In a typical production plant, multiple operation devices from different manufacturers are being used and generally speaking, these systems are not compatible. The mobile HMI device of machine A does not work with machine B. The applications differ, and so does the control communication method. The operation principles differ in fundamental ways. So far, there has been no solution to this problem.
Let’s take the simplest example – two machines with different control systems. That means that on machine A with control system X, the application has been created using the software from control system manufacturer X, and likewise on machine B with control system Y, a different manufacturer-specific solution is being used.
The human-machine interface of each machine or system can be stationary or mobile. The mobile solutions in turn employ different HMIs for operating the machines.
Given the high degree of automation of modern machines, operators typically intervene only briefly in machine processes. For greater efficiency, a single operator looks after multiple machines. Experienced operators have no problem with switching from one HMI to another, even if dealing with different types of machines from different manufacturers. But each switch to a different device or machine does involve an increased cognitive effort for the operator. These switching losses reduce efficiency.
The reduced efficiency comes coupled with an increased error susceptibility. Since the positions of the buttons and safety elements vary between the devices, users must cope with constantly changing ergonomics. In addition, many companies face greater expenses when it comes to training their staff. Because of the large number of different systems, new employees or temp workers must receive a significant amount of intensive training, which costs time and money.
Moreover, the use of different interfaces for the different machines requires more work of the operators. They need to comprehend and know how to apply a variety of different solutions for problems that are frequently quite similar.
A new operation paradigm: a single operation device for all control systems
The Windows 10 IoT Enterprise operating system and universal communication drivers for buttons and controls make it possible and increasingly simple to use different applications on the same mobile device (typically in sequence).
If both applications run for example in a browser, both can be displayed at the user interface. This makes it possible to use a single device for both applications without having to switch hardware. Certain controls such as the emergency stop button or the enabling device are always located in the same, familiar spot. The machine slot recognition triggers the switch from application A to B.
After the mobile device has been plugged into machine A or B, this detection feature automatically tells the device where it is. The corresponding application is activated. This provides an easy, seamless transition for operators, who no longer have to select the current application.
Of course, it would be perfect if the development of the HMI did already take the user profile and requirements into consideration. Have the main trends in machine operation been taken into account? Does the HMI provide for easy, intuitive machine operation even for complex processes?

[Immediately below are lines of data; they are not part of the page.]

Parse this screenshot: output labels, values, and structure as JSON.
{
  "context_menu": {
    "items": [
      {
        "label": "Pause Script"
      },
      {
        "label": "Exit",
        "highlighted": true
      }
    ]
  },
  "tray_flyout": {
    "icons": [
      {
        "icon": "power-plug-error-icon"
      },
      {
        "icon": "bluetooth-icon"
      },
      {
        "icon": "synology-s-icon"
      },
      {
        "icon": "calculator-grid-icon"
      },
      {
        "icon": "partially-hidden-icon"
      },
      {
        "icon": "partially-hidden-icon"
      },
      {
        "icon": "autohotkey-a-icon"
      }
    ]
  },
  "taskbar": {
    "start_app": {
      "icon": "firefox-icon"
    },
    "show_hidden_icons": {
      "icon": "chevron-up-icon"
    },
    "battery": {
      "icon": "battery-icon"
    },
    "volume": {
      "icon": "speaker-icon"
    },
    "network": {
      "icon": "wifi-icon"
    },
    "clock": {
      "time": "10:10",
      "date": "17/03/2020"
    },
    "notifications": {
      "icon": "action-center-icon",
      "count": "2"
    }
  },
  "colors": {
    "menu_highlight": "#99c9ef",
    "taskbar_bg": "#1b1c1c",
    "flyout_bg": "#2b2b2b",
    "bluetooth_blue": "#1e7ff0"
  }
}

Communication of variables
Typically, each application already includes the matching driver for the relevant control system, but not the driver for the communication with the tactile control elements. A solution – at least for the majority of control systems – is now provided by dedicated drivers such as Siemens S7, Beckhoff ADS, Modbus TCP, and OPC UA. This makes the use of a single device for all control systems a reality.
It is equally possible to run a larger application that also takes care of the communication of variables to the different control systems. The switching follows a similar method. The application pays attention to the slot recognition and then presents the appropriate matching part of the application to the operator and activates the appropriate communication driver for the control system.
Of course, the principles presented here also work for different applications of the same control systems. The range of usability is practically limitless.
A standard user interface for multiple machines thus has a positive and tangible effect on the interaction between humans and machines.
Easy region-specific solutions
This solution offers substantial benefits in particular to customers who market their systems or machines with the same functionality worldwide but who (need to) provide regional adaptations of the control systems. Typically, the target region where the machine will be operated is a crucial factor with regard to the control system to be used; specifically, this is true for the US market.
There, customers frequently prefer the control systems from the locally dominant manufacturer. (This may be against the background of easier service and maintenance if personnel is relatively easy to find.) This forces the machine manufacturer to supply the machine to the first customer with control system A and to another customer with control system B, even though both machines have the same functionality.
As a result, an HMI application which provides the same functionality must be created and maintained in two systems (control systems A and B). The solution presented here makes this issue obsolete: The HMI application needs to created and maintained only once.
The same logic could be applied if, due to regional market requirements, the manufacturer chooses control systems from different manufacturers in the same region.
Fewer spare parts
There is another major benefit with regard to stocking spare parts. Machine operators do not need to keep spares of each machine HMI in stock, because the number of mobile HMI solutions is smaller. This translates into a reduced spare parts inventory, resulting in further cost savings and smaller space requirements.